If you are a big investment house, then [internet restrictions] would not be such a big deal, but if you’re a start-up fund in Hong Kong, would you be able to trade out of your position?
For one prime broker at a major bank in Hong Kong, the passage of the Washington bill, which still needs to be signed by US President Donald Trump to become law, is far from his biggest concern. Instead, the furore over September’s anti-mask legislation is causing consternation among the investor class.
At the start of October, Chief Executive Carrie Lam Cheng Yuet-ngor used the Emergency Regulations Ordinance (ERO), a colonial-era law that had not been used in nearly half a century, to impose a ban on the wearing of masks at all protests.
The law was challenged at the High Court and found to be unconstitutional, which in itself provoked an angry response from the Chinese government. Legal scholars warned that Beijing’s statement suggesting it seek to overturn the ruling by reinterpreting the Basic Law - a move that could potentially make the city’s courts unable to rule on constitutional matters.
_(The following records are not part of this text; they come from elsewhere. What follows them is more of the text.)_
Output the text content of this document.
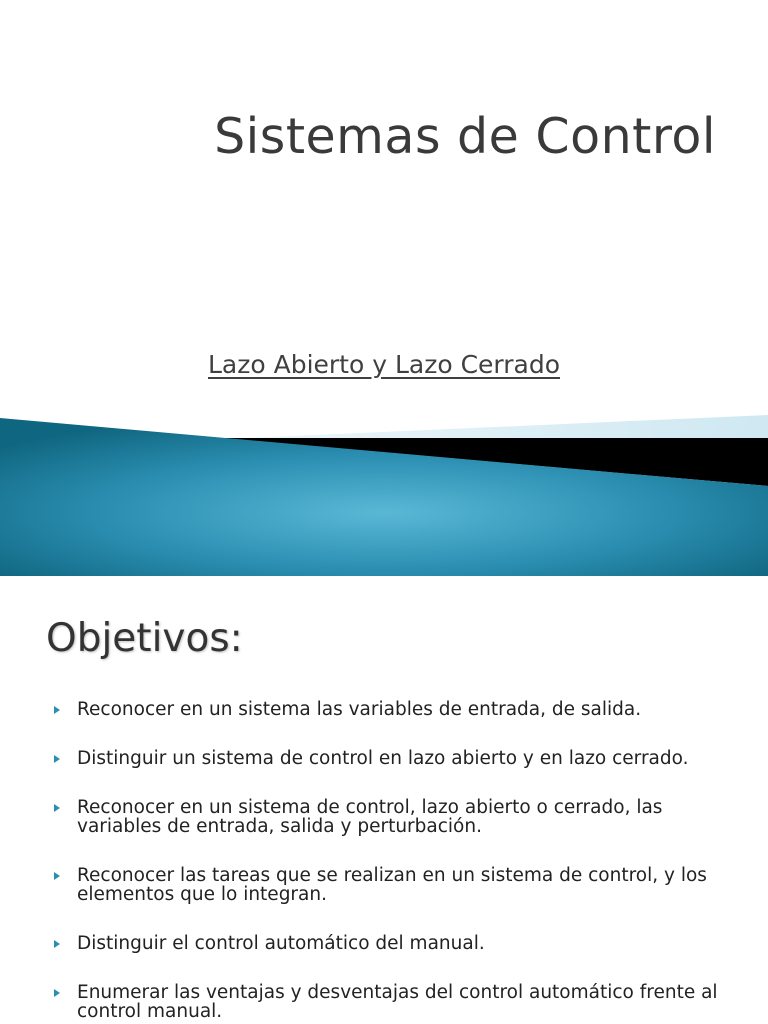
Sistemas de Control
Lazo Abierto y Lazo Cerrado
Objetivos:
Reconocer en un sistema las variables de entrada, de salida.
Distinguir un sistema de control en lazo abierto y en lazo cerrado.
Reconocer en un sistema de control, lazo abierto o cerrado, las variables de entrada, salida y perturbación.
Reconocer las tareas que se realizan en un sistema de control, y los elementos que lo integran.
Distinguir el control automático del manual.
Enumerar las ventajas y desventajas del control automático frente al control manual.
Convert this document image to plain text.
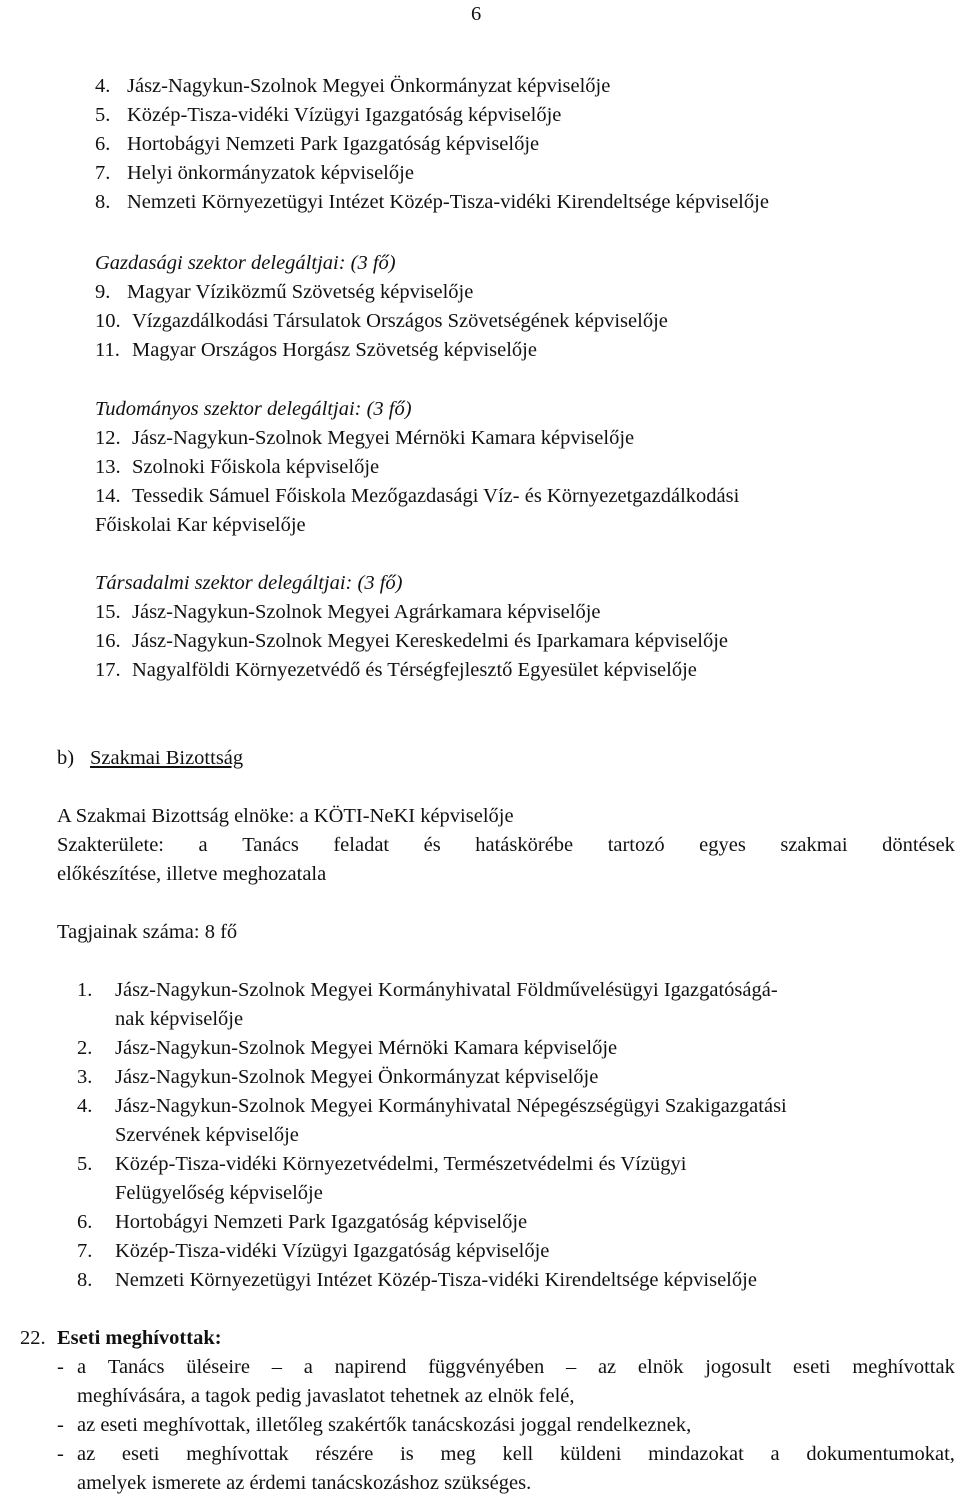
6
4. Jász-Nagykun-Szolnok Megyei Önkormányzat képviselője
5. Közép-Tisza-vidéki Vízügyi Igazgatóság képviselője
6. Hortobágyi Nemzeti Park Igazgatóság képviselője
7. Helyi önkormányzatok képviselője
8. Nemzeti Környezetügyi Intézet Közép-Tisza-vidéki Kirendeltsége képviselője
Gazdasági szektor delegáltjai: (3 fő)
9. Magyar Víziközmű Szövetség képviselője
10. Vízgazdálkodási Társulatok Országos Szövetségének képviselője
11. Magyar Országos Horgász Szövetség képviselője
Tudományos szektor delegáltjai: (3 fő)
12. Jász-Nagykun-Szolnok Megyei Mérnöki Kamara képviselője
13. Szolnoki Főiskola képviselője
14. Tessedik Sámuel Főiskola Mezőgazdasági Víz- és Környezetgazdálkodási
Főiskolai Kar képviselője
Társadalmi szektor delegáltjai: (3 fő)
15. Jász-Nagykun-Szolnok Megyei Agrárkamara képviselője
16. Jász-Nagykun-Szolnok Megyei Kereskedelmi és Iparkamara képviselője
17. Nagyalföldi Környezetvédő és Térségfejlesztő Egyesület képviselője
b) Szakmai Bizottság
A Szakmai Bizottság elnöke: a KÖTI-NeKI képviselője
Szakterülete: a Tanács feladat és hatáskörébe tartozó egyes szakmai döntések
előkészítése, illetve meghozatala
Tagjainak száma: 8 fő
1. Jász-Nagykun-Szolnok Megyei Kormányhivatal Földművelésügyi Igazgatóságá-
nak képviselője
2. Jász-Nagykun-Szolnok Megyei Mérnöki Kamara képviselője
3. Jász-Nagykun-Szolnok Megyei Önkormányzat képviselője
4. Jász-Nagykun-Szolnok Megyei Kormányhivatal Népegészségügyi Szakigazgatási
Szervének képviselője
5. Közép-Tisza-vidéki Környezetvédelmi, Természetvédelmi és Vízügyi
Felügyelőség képviselője
6. Hortobágyi Nemzeti Park Igazgatóság képviselője
7. Közép-Tisza-vidéki Vízügyi Igazgatóság képviselője
8. Nemzeti Környezetügyi Intézet Közép-Tisza-vidéki Kirendeltsége képviselője
22. Eseti meghívottak:
- a Tanács üléseire – a napirend függvényében – az elnök jogosult eseti meghívottak
meghívására, a tagok pedig javaslatot tehetnek az elnök felé,
- az eseti meghívottak, illetőleg szakértők tanácskozási joggal rendelkeznek,
- az eseti meghívottak részére is meg kell küldeni mindazokat a dokumentumokat,
amelyek ismerete az érdemi tanácskozáshoz szükséges.
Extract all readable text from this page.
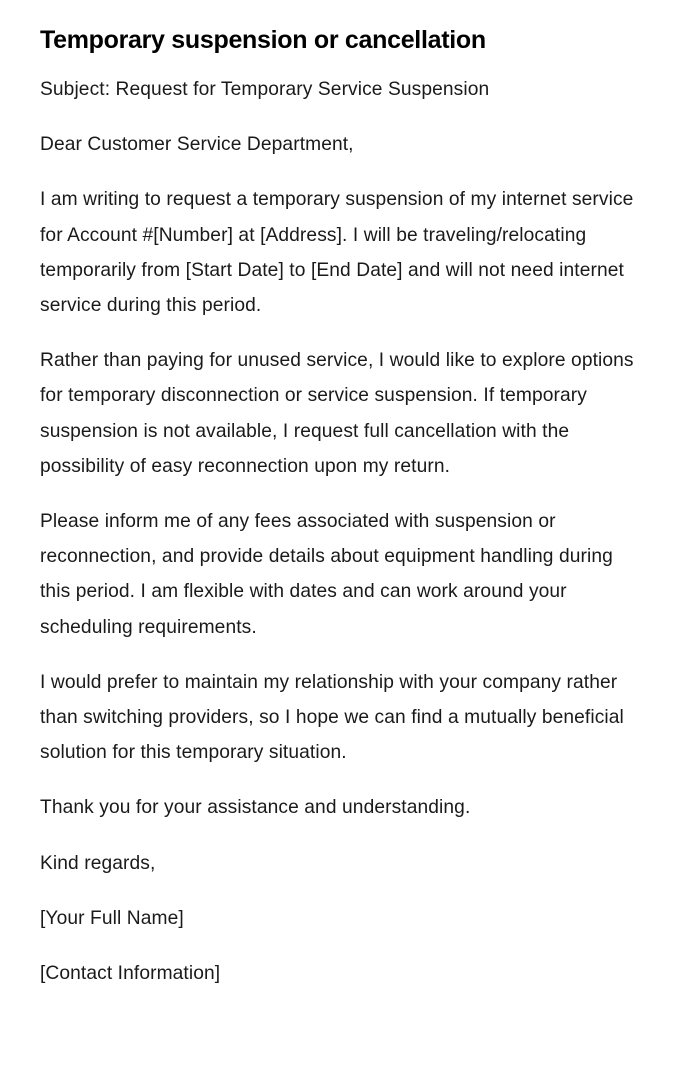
Temporary suspension or cancellation

Subject: Request for Temporary Service Suspension

Dear Customer Service Department,

I am writing to request a temporary suspension of my internet service for Account #[Number] at [Address]. I will be traveling/relocating temporarily from [Start Date] to [End Date] and will not need internet service during this period.

Rather than paying for unused service, I would like to explore options for temporary disconnection or service suspension. If temporary suspension is not available, I request full cancellation with the possibility of easy reconnection upon my return.

Please inform me of any fees associated with suspension or reconnection, and provide details about equipment handling during this period. I am flexible with dates and can work around your scheduling requirements.

I would prefer to maintain my relationship with your company rather than switching providers, so I hope we can find a mutually beneficial solution for this temporary situation.

Thank you for your assistance and understanding.

Kind regards,

[Your Full Name]

[Contact Information]
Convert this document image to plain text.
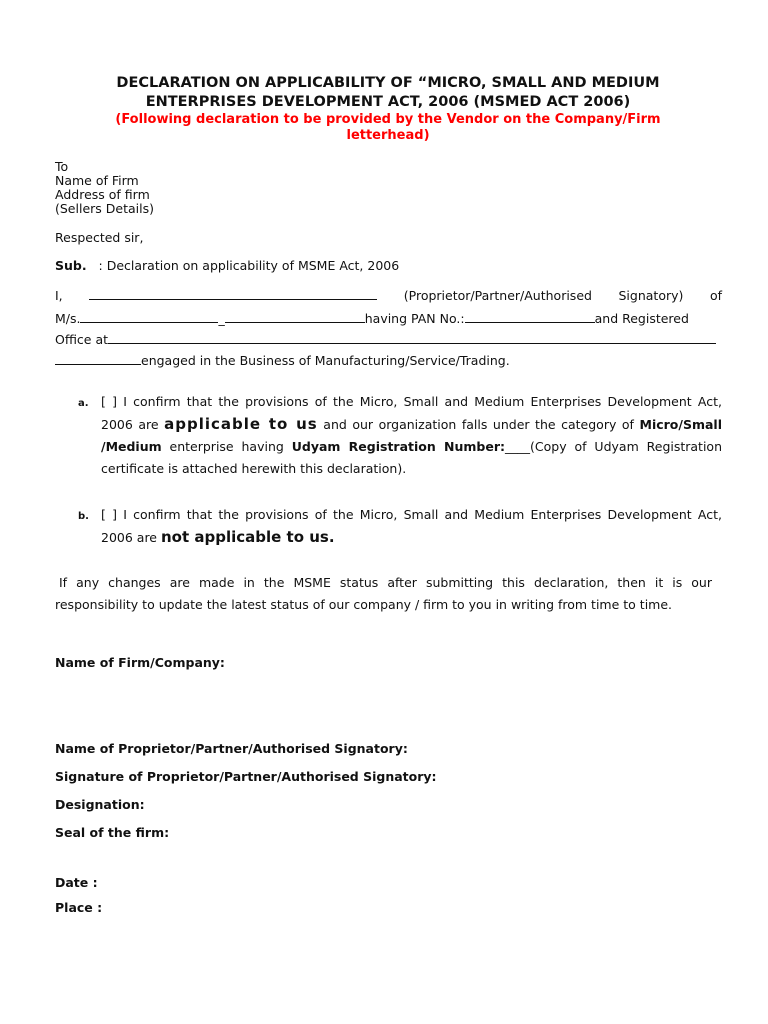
DECLARATION ON APPLICABILITY OF “MICRO, SMALL AND MEDIUM
ENTERPRISES DEVELOPMENT ACT, 2006 (MSMED ACT 2006)

(Following declaration to be provided by the Vendor on the Company/Firm
letterhead)

To
Name of Firm
Address of firm
(Sellers Details)
Respected sir,
Sub. : Declaration on applicability of MSME Act, 2006
I,	(Proprietor/Partner/Authorised Signatory) of
M/s.	_	having PAN No.:	and Registered
Office at
engaged in the Business of Manufacturing/Service/Trading.
a. [ ] I confirm that the provisions of the Micro, Small and Medium Enterprises Development Act, 2006 are applicable to us and our organization falls under the category of Micro/Small /Medium enterprise having Udyam Registration Number:____(Copy of Udyam Registration certificate is attached herewith this declaration).
b. [ ] I confirm that the provisions of the Micro, Small and Medium Enterprises Development Act, 2006 are not applicable to us.
If any changes are made in the MSME status after submitting this declaration, then it is our responsibility to update the latest status of our company / firm to you in writing from time to time.
Name of Firm/Company:
Name of Proprietor/Partner/Authorised Signatory:
Signature of Proprietor/Partner/Authorised Signatory:
Designation:
Seal of the firm:
Date :
Place :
If that happens, it could spell the end of one country, two systems.
“Most fund managers in Hong Kong are fairly hardy – if they can weather [extremely strong] typhoons, they’ll stick it out through most things. We are more worried about the mask ban and the use of ERO powers,” said the broker, with the suggestion that investors may be spooked by the prospect of further interference by Beijing.
Markets have remained surprisingly robust, with one senior figure at a major international law firm saying that the Initial public offering (IPO) market “appears to be unaffected, surprisingly”.
“We are still getting requests to quote on new IPOs, and this has not cooled off versus 12 months ago. However, we are watching carefully, as the university events generated great publicity,” the lawyer said.
The recent escalation in the Hong Kong crisis has “sent ripples through companies”, confirmed the chair of a major European chamber of commerce in Hong Kong, who also wished to remain anonymous.
A days-long standoff between protesters and the Hong Kong Police Force at Hong Kong Polytechnic University followed a surge in violence and disruption to the city’s transport network.
They added that the process for international companies setting up or expanding in Hong Kong is a “pipeline process”, meaning many have been underway since the protests began in earnest in June, and that it will only be possible to tell if this has tailed off after the first quarter of next year.
“But over the last couple of months, if you’re sitting on a board outside of Hong Kong, you’re not going to want to make any big decisions on that front,” said the source.
The US bill is a big deal for American asset management firms, who will be able to sell their own funds through a wholly-owned entity in mainland China next year
Jason Wright, managing partner at business intelligence firm Argo Associates, has been fielding a higher volume of calls from big finance companies as the situation has escalated.
“The US bill is a big deal for American asset management firms, who will be able to sell their own funds through a wholly-owned entity in mainland China next year,” Wright said.
As part of its efforts to further open up its financial markets, in August, China confirmed it will allow global asset managers to apply for retail mutual-fund businesses through private fund units operating in the country.
“Some are applying for licenses at the moment, but what happens if the bill passes and some of the sanctions under that act are issued? Not only does it cut away business in Hong Kong, but it also means that in China, you might see US firms have problems with licenses or even suffer from consumer boycotts,” added Wright.